Willman C L
UNM Center for Molecular and Cellular Diagnostics, University of New Mexico Cancer Center, Albuquerque 87131, USA.
Semin Hematol. 1997 Oct;34(4 Suppl 5):25-33.
Resistance to chemotherapy is a major obstacle in the treatment of patients with acute myeloid leukemia (AML). The majority of AML patients are intrinsically resistant to chemotherapy at initial diagnosis before chemotherapeutic exposure; such intrinsic resistance frequently results from expression of the multidrug resistance gene (MDR-1), which encodes a membrane transporter protein, P-glycoprotein (P-gp), that mediates drug efflux in leukemic cells. Expression of novel transporter proteins that confer alternative forms of multidrug resistance (MDR), such as the lung-resistance protein (LRP) and the MDR-associated protein (MRP), occurs more frequently in leukemic patients at relapse. Preliminary studies indicate that these proteins may also confer therapeutic resistance in leukemia. In patients older than 55 years of age, AML is characterized by a high frequency of unfavorable cytogenetics, P-gp expression, and functional drug efflux, which contribute to poor clinical outcome. In a multivariate analysis, secondary AML, unfavorable cytogenetics, and P-gp expression/function were each significantly and independently associated with a lower complete remission (CR) rate. Resistant disease was associated with P-gp expression and unfavorable cytogenetics. Strikingly, elderly patients with P-gp- de novo AML and favorable or intermediate cytogenetics had a CR rate of 81%. Patients with P-gp+ secondary AML with unfavorable cytogenetics had a CR rate of only 12%. Therefore, characterization of elderly AML patients at diagnosis using biologic parameters may help identify those patients who are likely to achieve a CR with conventional regimens, as well as those patients who require alternate treatment designed to overcome MDR. In contrast, expression of P-gp and functional drug efflux is detected in only 25% to 30% of AML patients less than 50 years of age. While P-gp expression is less strongly associated with a poor outcome in younger versus older AML patients, it remains strongly associated with resistant disease. Studies are ongoing to determine the prognostic significance of LRP and MRP in various forms of leukemia.

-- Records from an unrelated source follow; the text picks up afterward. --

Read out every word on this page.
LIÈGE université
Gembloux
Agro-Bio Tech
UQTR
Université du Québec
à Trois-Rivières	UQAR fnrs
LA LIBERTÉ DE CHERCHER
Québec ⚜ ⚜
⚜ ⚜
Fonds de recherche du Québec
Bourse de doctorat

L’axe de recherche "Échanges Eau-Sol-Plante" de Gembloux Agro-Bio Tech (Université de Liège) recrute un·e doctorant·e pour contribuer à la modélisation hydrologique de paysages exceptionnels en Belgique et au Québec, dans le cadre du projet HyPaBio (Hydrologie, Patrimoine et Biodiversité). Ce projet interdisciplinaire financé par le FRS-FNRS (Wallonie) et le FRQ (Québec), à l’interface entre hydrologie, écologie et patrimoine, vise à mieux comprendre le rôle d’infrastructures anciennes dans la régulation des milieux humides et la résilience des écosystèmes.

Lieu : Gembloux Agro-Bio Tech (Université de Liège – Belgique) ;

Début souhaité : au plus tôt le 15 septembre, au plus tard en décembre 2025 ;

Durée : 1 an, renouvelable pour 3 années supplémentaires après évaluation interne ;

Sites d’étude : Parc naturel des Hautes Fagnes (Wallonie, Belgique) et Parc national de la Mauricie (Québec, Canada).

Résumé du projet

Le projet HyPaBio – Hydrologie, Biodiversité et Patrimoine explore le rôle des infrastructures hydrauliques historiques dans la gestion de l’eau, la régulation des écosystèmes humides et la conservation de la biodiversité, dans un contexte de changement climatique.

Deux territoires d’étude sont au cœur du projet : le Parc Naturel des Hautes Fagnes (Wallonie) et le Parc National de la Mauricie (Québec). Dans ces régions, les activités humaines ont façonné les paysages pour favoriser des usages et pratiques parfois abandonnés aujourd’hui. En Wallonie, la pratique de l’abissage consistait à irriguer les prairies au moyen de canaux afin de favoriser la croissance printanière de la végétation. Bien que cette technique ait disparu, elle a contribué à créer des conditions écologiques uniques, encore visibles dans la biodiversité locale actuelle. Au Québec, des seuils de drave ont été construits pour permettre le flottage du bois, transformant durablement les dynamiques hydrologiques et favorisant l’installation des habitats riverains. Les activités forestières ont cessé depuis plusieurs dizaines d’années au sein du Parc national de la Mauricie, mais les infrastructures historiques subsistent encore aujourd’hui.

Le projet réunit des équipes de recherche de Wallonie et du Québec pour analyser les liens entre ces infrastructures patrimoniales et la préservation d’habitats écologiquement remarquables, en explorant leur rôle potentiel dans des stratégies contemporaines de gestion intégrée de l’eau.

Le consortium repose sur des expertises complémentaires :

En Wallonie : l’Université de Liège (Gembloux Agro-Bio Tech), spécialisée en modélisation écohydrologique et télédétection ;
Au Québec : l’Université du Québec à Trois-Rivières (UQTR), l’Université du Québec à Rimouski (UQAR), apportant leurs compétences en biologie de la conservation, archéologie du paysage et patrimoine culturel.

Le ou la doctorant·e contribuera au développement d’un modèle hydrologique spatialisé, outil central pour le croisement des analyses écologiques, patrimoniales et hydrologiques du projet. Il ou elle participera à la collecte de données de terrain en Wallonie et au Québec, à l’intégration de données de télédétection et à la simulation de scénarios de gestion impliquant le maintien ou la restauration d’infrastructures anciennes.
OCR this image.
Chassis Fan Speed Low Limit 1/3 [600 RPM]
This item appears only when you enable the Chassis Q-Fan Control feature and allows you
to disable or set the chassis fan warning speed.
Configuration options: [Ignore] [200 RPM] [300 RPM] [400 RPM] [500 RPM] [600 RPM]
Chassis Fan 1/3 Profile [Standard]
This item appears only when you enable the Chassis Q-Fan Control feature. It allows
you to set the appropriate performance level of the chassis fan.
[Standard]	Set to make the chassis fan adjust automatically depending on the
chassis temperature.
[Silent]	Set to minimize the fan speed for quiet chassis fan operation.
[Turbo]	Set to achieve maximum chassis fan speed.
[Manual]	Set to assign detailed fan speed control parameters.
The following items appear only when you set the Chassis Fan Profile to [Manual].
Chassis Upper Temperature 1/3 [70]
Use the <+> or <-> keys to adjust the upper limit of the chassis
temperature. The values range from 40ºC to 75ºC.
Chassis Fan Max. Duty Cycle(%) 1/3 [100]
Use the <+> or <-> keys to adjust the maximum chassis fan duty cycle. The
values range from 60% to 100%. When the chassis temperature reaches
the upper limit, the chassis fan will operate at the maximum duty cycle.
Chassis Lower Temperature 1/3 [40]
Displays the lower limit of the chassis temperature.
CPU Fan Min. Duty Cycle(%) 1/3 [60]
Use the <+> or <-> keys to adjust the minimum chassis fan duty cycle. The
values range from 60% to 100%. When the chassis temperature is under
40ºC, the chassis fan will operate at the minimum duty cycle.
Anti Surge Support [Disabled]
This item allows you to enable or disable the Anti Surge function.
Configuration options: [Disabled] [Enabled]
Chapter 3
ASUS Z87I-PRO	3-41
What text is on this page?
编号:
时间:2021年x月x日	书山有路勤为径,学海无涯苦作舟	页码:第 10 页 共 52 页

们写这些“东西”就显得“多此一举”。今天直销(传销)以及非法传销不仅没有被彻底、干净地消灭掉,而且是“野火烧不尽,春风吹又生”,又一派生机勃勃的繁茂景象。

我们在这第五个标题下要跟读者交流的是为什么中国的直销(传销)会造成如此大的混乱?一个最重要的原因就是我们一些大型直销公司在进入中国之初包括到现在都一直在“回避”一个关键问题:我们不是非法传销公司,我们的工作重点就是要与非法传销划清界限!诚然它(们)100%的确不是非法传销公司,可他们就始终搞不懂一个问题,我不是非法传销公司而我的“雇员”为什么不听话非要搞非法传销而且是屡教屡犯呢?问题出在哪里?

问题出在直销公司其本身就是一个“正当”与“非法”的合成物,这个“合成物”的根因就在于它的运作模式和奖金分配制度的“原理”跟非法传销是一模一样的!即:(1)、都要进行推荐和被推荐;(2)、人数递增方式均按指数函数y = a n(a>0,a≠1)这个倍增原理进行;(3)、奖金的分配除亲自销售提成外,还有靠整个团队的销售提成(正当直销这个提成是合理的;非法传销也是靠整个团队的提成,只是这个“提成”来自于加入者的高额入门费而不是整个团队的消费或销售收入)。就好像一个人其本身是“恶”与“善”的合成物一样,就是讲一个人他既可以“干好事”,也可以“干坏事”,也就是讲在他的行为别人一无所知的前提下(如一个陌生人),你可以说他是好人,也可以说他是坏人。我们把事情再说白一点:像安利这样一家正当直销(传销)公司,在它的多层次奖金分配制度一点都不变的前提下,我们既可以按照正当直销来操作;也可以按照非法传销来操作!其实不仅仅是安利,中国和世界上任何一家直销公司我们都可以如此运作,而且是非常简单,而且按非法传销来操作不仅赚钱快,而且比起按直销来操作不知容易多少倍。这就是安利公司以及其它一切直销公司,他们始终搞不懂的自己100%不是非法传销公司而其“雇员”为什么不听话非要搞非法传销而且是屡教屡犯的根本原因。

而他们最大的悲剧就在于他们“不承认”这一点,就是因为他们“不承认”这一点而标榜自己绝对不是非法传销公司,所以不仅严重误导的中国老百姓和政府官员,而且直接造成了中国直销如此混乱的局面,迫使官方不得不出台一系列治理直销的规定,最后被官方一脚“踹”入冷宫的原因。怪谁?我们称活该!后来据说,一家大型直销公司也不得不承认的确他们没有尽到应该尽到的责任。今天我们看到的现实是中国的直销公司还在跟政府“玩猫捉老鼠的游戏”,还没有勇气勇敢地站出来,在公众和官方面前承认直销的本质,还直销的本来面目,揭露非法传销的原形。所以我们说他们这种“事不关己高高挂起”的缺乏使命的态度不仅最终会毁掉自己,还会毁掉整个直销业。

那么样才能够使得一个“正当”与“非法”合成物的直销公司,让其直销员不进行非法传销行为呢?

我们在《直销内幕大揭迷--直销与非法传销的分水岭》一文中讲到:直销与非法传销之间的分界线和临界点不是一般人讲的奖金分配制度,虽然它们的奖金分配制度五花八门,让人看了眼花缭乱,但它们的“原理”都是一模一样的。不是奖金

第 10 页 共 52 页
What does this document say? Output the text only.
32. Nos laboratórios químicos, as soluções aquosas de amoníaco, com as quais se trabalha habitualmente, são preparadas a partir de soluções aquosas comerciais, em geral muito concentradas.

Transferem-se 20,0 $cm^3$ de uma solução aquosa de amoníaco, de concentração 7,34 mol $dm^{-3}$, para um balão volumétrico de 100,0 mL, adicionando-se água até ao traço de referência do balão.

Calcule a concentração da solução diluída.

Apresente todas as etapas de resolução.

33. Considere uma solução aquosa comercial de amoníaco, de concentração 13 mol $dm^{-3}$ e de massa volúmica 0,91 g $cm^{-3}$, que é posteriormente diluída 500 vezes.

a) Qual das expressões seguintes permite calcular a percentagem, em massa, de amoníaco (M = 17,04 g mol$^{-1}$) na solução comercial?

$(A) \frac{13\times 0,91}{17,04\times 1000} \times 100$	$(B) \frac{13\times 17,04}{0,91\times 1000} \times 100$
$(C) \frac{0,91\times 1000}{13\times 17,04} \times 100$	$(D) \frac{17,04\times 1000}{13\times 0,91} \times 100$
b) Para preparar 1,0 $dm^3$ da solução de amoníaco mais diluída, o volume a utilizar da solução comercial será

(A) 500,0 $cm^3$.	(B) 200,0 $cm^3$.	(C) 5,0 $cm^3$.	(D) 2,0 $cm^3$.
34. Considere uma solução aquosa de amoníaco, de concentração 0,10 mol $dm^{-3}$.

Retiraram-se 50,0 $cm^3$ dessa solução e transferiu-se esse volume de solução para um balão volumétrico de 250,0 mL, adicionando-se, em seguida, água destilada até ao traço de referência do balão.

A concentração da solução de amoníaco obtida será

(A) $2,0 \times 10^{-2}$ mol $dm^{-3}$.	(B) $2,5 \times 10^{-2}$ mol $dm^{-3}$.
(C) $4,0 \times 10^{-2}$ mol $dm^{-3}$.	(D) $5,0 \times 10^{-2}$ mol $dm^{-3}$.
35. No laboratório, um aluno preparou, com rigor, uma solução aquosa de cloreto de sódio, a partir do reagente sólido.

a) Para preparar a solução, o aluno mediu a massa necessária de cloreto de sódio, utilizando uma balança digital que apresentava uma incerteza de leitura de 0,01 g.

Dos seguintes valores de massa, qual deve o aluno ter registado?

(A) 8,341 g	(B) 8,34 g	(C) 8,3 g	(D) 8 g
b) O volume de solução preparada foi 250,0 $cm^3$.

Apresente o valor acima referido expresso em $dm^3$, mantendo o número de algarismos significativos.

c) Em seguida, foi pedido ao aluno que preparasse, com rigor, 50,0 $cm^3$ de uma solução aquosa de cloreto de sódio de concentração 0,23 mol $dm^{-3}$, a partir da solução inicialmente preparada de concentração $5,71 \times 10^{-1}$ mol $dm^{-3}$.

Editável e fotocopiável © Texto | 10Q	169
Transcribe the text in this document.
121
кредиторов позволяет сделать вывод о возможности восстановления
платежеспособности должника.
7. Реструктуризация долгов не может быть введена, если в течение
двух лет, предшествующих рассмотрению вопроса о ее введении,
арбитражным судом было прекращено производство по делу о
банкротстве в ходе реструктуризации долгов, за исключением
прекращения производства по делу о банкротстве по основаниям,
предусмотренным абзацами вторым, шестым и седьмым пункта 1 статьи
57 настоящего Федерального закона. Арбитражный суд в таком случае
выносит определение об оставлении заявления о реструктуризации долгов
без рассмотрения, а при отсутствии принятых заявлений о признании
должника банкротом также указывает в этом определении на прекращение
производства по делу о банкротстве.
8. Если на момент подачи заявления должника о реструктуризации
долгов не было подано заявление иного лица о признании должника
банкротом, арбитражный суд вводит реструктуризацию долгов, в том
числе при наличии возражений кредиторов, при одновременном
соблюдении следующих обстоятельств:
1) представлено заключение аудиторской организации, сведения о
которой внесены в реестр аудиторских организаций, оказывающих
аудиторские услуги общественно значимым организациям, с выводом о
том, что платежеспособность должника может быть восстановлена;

化疗耐药是急性髓系白血病(AML)患者治疗中的主要障碍。大多数AML患者在初次诊断时,即在接受化疗之前就对化疗存在内在耐药性;这种内在耐药性通常源于多药耐药基因(MDR - 1)的表达,该基因编码一种膜转运蛋白P - 糖蛋白(P - gp),它介导白血病细胞中的药物外排。在复发的白血病患者中,赋予多种形式多药耐药(MDR)的新型转运蛋白表达更为常见,如肺耐药蛋白(LRP)和多药耐药相关蛋白(MRP)。初步研究表明,这些蛋白也可能导致白血病的治疗耐药。在55岁以上的患者中,AML的特征是不良细胞遗传学、P - gp表达和功能性药物外排的频率较高,这导致了较差的临床结局。在多变量分析中,继发性AML、不良细胞遗传学以及P - gp表达/功能各自均与较低的完全缓解(CR)率显著且独立相关。耐药疾病与P - gp表达和不良细胞遗传学相关。令人惊讶的是,具有P - gp - 新发AML且细胞遗传学良好或中等的老年患者CR率为81%。具有不良细胞遗传学的P - gp + 继发性AML患者的CR率仅为12%。因此,在诊断时使用生物学参数对老年AML患者进行特征描述,可能有助于识别那些使用传统方案可能实现CR的患者,以及那些需要旨在克服MDR的替代治疗的患者。相比之下,在年龄小于50岁的AML患者中,仅25%至30%的患者检测到P - gp表达和功能性药物外排。虽然与老年AML患者相比,P - gp表达与年轻AML患者不良结局的相关性较弱,但它仍然与耐药疾病密切相关。正在进行研究以确定LRP和MRP在各种形式白血病中的预后意义。